Update: I have now performed the upgrade. I used the half-ninja, half-hack solution of plugging in USB-to-Ethernet adapters that I could add to the teams to hold the fort. I plugged in one per team, removed the other affected adapters in the team, shut down Windows, swapped out the card, made sure the USB adapters were in the same USB port and would connect in the same way and booted up. The USB adapters were still there and I was able to restore the team configuration by manually adding the new NICs to the teams.

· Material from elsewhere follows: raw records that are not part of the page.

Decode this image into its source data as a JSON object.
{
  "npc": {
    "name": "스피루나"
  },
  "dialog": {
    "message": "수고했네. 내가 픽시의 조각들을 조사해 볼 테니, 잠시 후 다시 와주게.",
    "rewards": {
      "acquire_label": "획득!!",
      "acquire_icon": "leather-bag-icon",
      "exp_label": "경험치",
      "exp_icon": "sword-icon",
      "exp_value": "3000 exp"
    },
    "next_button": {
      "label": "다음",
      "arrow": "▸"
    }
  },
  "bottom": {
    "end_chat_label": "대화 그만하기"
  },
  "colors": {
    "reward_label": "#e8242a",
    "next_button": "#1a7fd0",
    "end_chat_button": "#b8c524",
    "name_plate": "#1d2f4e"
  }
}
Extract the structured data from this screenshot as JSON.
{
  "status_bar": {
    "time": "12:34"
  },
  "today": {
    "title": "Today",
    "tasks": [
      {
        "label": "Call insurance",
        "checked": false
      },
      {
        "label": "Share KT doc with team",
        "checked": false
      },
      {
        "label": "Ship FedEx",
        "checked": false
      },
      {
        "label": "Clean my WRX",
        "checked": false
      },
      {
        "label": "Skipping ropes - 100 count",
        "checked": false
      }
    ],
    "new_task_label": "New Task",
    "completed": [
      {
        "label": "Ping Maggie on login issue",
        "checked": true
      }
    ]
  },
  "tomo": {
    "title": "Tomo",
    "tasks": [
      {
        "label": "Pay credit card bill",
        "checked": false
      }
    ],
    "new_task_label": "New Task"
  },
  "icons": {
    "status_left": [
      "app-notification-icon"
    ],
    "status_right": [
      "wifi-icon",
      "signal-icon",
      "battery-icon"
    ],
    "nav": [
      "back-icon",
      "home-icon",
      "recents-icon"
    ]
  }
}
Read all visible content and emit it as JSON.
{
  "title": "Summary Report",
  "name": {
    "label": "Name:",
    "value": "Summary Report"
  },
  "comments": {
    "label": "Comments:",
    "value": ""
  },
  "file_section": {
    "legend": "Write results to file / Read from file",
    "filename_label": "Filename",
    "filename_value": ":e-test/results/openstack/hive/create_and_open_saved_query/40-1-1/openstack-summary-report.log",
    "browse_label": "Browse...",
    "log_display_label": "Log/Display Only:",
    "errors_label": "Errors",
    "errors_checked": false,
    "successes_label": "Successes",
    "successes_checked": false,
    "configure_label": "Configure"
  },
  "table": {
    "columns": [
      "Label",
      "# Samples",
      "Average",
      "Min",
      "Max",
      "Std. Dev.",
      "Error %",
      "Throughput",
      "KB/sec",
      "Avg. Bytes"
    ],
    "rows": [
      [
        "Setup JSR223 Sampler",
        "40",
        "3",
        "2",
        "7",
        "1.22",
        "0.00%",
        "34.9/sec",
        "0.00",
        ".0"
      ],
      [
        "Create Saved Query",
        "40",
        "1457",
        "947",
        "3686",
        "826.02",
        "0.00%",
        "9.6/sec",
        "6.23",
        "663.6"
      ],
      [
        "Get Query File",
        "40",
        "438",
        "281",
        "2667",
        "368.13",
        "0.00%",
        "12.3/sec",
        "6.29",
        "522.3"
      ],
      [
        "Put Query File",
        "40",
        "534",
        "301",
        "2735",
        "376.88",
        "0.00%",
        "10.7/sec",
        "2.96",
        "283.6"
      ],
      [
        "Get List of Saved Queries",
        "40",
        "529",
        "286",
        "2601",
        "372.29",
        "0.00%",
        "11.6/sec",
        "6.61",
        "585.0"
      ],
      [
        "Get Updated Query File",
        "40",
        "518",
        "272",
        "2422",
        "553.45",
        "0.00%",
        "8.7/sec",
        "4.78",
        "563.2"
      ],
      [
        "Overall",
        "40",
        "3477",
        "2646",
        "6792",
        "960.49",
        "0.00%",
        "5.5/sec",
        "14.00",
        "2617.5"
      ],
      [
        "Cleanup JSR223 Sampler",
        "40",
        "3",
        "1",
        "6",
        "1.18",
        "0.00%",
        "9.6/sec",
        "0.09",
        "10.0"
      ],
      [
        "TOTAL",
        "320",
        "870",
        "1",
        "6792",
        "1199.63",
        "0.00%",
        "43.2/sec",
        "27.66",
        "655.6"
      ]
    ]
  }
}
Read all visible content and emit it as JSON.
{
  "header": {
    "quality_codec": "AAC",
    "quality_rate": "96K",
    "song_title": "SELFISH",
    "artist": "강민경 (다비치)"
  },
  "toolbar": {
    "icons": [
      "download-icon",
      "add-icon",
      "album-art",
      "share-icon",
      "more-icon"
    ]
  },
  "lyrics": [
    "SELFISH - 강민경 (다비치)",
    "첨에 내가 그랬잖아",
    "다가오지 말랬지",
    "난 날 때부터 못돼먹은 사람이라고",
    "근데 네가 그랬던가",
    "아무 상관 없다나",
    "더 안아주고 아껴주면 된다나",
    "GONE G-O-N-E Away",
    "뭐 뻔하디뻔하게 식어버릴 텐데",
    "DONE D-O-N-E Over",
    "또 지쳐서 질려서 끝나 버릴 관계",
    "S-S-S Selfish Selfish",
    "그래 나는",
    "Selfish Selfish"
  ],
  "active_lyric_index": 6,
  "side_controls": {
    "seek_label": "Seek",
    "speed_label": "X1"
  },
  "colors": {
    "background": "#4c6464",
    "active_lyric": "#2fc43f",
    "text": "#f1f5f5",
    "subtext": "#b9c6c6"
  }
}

This solution was first proposed by @Drifter104 in a comment. @shouldbeq931 was the first answer to propose adding another card to sidestep the problem and received the bounty. Both answers were helpful so in fairness I am marking @llorrac's exhaustive top-voted answer as the answer, which pointed out the importance of removing the NICs on the broken card from the teams before swapping it out.
I still don't exactly know what happens when you don't do this or what Microsoft's guidance for swapping out cards are - but that's Microsoft's fault and I appreciate the help I got here.
Original question: I am administering a Windows Server 2012 R2 cluster running Hyper-V workloads. All cluster nodes have several networks, served by several physical network cards, where Windows Server's NIC teaming is used to team two ports together (the teams never span physical network cards). A port on a physical network card on one of the cluster nodes has recently experienced failure, and that port has been removed from its team and a new physical network card of identical make and model has been ordered.
If I replace the card as is and plug everything in the same way, will everything be picked back up by the NIC teaming? By cluster networks? The physical network card will be in the same slot and of the same model, but the MAC addresses will clearly be different, and I don't know if the tags that Dell put on the various ports to correlate them (there's an acronym for this but it eludes me) will be available.
If not, will I need to tear everything down and reconfigure the teams/cluster networks?
Is there any good official guidance or other advice about how to go about this? I haven't found anything, but I don't know quite what to search for. (The closest is this forum thread which is written back when network teaming wasn't provided by Windows Server and someone had to use a hardware solution from the vendor, so Microsoft's response to that situation was "you're on your own".)
Edit: hopefully this question will answer the general question "does stuff break and if so, how can I avoid that", but I realize that more details will be helpful so I am providing them.
The server has a total of six ports, divided on two cards. One card has two 10 Gbit ports, and a team spanning both ports. One card has two 10 Gbit ports and a team spanning both ports, as well as two 1 Gbit ports and a team spanning both ports. The 1 Gbit team is hooked up to our general network switch. The two 10 Gbit teams are hooked up point-to-point directly to our storage server and to the other cluster node, and the networking all works out with hard coded IP addresses and without a switch. (This works but I would not recommend it, nor would I repeat it in a new configuration. So yes, I know that it is horrible and prevents a bunch of useful things with VLAN and network hygiene. As far as I can tell it doesn't have an impact on what I'm asking, which is how Windows Server NIC teaming reacts to changed hardware.) The malfunctioning port is in one of the 10 Gbit teams. All teams use the Switch Independent teaming mode (since there's no switch).